Transformer: attention is all you need

Let’s get transforming!

New sequence transduction model solely based on attention mechanisms
Goal: Superior translation quality + less training time; make parallelizable
Idea: Attention mechanism used to draw global dependencies between input and output. Replace recurrent layers with multi-headed self attention.
Self-attention relates different position of a single sequence in order to compute a representation of the sequence.
Number of operations required to relate two arbitrary input and output positions is a constant unlike recurrent or convolutional architectures
An attention function is a mapping from a query and key-value pair to an output. Query, key, value and output are all vectors.
- Output is computed as weighted sum of values where a particular value’s weight is given by compatibility function of the query with the corresponding key.

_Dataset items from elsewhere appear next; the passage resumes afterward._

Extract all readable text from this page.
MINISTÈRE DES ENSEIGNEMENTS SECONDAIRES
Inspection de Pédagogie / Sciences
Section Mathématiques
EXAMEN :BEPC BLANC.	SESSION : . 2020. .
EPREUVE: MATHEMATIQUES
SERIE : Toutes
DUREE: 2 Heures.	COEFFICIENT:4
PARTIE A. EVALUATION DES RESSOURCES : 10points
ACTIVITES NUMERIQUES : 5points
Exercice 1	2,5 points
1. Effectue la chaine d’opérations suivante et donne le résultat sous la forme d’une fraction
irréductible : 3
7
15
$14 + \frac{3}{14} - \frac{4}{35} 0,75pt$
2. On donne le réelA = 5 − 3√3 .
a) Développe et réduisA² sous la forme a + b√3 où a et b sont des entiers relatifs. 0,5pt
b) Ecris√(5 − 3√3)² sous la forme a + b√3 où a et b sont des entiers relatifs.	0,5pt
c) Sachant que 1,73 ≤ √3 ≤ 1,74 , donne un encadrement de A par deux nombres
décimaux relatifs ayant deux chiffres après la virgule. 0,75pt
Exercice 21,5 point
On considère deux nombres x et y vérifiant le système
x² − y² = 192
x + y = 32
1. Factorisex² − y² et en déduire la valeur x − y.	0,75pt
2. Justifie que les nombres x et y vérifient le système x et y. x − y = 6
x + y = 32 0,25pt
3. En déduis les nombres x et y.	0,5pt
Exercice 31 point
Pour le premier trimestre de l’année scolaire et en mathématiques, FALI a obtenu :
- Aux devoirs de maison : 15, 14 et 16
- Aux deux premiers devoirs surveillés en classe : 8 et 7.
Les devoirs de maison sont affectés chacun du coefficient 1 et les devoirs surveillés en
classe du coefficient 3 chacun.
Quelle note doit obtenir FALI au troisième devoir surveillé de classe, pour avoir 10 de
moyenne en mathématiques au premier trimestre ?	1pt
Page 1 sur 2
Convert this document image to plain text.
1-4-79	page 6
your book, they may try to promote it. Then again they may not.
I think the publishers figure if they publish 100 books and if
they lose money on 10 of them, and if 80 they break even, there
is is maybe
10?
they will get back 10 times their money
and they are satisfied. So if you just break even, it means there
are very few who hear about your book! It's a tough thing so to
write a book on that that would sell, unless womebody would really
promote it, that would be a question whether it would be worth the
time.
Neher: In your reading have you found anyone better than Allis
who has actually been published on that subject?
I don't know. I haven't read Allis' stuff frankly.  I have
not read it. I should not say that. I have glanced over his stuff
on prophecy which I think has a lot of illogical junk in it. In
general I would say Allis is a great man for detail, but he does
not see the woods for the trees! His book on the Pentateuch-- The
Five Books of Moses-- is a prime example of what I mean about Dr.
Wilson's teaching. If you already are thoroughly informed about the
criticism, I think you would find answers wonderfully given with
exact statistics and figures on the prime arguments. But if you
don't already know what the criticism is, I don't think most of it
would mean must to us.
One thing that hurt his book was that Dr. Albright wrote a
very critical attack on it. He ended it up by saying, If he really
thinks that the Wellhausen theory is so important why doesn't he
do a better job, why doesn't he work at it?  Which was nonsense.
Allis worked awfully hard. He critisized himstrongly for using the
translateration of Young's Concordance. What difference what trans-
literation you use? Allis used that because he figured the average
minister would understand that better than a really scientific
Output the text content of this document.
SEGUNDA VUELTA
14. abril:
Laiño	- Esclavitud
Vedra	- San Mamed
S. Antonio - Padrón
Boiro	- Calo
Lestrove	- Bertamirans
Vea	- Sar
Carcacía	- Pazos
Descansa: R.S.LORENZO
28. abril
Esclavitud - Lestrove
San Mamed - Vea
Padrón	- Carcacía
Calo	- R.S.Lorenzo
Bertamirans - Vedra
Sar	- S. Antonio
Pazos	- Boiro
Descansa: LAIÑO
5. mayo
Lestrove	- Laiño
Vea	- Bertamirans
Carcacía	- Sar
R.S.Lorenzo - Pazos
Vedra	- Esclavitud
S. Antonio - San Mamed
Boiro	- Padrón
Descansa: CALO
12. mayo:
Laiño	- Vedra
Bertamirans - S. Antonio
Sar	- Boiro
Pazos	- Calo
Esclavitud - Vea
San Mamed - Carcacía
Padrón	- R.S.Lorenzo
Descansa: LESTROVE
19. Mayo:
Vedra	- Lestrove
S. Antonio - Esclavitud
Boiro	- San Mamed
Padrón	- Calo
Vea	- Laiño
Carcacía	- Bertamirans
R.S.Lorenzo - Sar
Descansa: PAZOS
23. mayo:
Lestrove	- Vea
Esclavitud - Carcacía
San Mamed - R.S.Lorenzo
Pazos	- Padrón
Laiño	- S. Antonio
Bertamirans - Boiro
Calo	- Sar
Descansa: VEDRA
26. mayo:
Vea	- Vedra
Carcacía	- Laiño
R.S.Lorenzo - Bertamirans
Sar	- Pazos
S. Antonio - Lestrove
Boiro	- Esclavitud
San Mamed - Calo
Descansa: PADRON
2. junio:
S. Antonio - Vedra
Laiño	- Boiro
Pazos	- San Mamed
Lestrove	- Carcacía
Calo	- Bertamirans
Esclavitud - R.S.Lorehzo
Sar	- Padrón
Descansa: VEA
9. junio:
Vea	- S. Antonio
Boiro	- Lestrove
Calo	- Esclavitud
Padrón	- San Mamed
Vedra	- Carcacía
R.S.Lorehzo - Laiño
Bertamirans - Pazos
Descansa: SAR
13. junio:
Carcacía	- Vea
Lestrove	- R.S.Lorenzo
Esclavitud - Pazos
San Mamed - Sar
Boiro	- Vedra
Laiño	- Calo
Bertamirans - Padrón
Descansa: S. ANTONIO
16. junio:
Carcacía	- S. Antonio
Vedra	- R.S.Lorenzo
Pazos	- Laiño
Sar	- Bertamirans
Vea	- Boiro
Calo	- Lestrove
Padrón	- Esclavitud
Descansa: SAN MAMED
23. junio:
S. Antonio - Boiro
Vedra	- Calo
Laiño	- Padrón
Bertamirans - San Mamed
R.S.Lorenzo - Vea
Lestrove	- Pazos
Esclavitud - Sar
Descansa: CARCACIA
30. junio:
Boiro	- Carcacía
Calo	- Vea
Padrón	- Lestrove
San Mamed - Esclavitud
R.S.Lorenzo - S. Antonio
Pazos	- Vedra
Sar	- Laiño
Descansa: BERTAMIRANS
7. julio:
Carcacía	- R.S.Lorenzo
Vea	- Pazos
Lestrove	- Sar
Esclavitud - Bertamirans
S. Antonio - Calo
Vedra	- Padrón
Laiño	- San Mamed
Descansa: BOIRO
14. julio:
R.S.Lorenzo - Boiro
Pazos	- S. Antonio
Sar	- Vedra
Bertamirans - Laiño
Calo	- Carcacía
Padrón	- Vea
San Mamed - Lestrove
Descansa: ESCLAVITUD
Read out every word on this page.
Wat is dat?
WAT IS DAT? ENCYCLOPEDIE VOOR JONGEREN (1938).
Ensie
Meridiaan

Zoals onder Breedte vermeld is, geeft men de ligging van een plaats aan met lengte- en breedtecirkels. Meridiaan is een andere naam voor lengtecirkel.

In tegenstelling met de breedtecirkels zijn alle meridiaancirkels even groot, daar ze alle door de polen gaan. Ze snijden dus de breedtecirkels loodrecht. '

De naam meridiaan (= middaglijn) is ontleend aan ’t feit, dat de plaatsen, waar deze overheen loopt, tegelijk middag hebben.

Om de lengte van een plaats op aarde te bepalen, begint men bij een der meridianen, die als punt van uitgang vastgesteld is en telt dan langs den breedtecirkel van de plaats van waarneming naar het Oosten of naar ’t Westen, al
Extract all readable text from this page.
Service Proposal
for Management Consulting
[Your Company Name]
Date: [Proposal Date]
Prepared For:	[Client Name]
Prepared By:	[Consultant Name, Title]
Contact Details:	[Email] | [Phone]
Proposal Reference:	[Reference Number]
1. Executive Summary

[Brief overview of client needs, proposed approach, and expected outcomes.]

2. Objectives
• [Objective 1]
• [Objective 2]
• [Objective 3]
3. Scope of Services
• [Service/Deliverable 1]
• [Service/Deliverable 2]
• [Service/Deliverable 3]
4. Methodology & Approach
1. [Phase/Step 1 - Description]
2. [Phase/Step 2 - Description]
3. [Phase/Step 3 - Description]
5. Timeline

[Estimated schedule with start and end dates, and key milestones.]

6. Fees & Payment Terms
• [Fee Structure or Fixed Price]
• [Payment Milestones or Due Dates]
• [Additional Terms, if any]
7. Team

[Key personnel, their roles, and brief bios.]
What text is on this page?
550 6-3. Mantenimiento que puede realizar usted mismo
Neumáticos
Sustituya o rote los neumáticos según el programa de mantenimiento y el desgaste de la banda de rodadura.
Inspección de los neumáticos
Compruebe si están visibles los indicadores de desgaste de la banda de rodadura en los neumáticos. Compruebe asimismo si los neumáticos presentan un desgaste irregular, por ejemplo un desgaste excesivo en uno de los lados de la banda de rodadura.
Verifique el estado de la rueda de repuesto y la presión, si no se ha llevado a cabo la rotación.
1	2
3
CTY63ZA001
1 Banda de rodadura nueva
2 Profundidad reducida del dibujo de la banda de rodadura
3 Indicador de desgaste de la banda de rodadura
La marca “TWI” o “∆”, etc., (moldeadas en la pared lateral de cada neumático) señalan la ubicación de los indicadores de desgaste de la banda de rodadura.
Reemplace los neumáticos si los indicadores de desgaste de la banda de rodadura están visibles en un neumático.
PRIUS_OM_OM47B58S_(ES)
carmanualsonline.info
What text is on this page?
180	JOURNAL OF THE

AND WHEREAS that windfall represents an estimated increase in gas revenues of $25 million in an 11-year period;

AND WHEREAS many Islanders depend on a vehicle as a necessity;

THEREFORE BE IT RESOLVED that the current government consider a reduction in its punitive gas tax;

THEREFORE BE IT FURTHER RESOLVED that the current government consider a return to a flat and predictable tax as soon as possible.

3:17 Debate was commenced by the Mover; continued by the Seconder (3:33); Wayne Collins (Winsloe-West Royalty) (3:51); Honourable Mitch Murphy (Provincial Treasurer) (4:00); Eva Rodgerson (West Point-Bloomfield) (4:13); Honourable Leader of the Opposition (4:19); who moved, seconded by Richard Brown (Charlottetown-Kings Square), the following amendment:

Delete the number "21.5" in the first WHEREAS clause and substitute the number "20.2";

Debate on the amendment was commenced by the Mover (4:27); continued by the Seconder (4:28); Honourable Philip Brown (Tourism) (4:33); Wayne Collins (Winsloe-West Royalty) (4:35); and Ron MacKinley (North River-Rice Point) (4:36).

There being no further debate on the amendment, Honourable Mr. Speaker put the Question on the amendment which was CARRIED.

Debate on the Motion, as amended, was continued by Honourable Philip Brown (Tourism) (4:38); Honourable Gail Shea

- $Attention(q, k, v) = w^\top v$ and $w_i = compat(q, k_i)$
- Rewritten as $Attention(q, k, v) = compat(q, k)^\top v$
- This paper uses a softmax as a compat function, and they scale it by a factor
Architecture involves positional encoding, attention sublayers, feed-forward sublayers. residual connections and layer norms.
Claim: their model is better and more efficient.
Side Claim: Self-attention could also yield more interpretable results
Questions
- What’s a sequence transduction model?
- How did they get the scaling factor?
- What’s a BLEU?
- What’s a sinusoid?
- What’s byte-pair encoding?
- Interesting learning-rate scheduler
- What’s multi-headed self attention?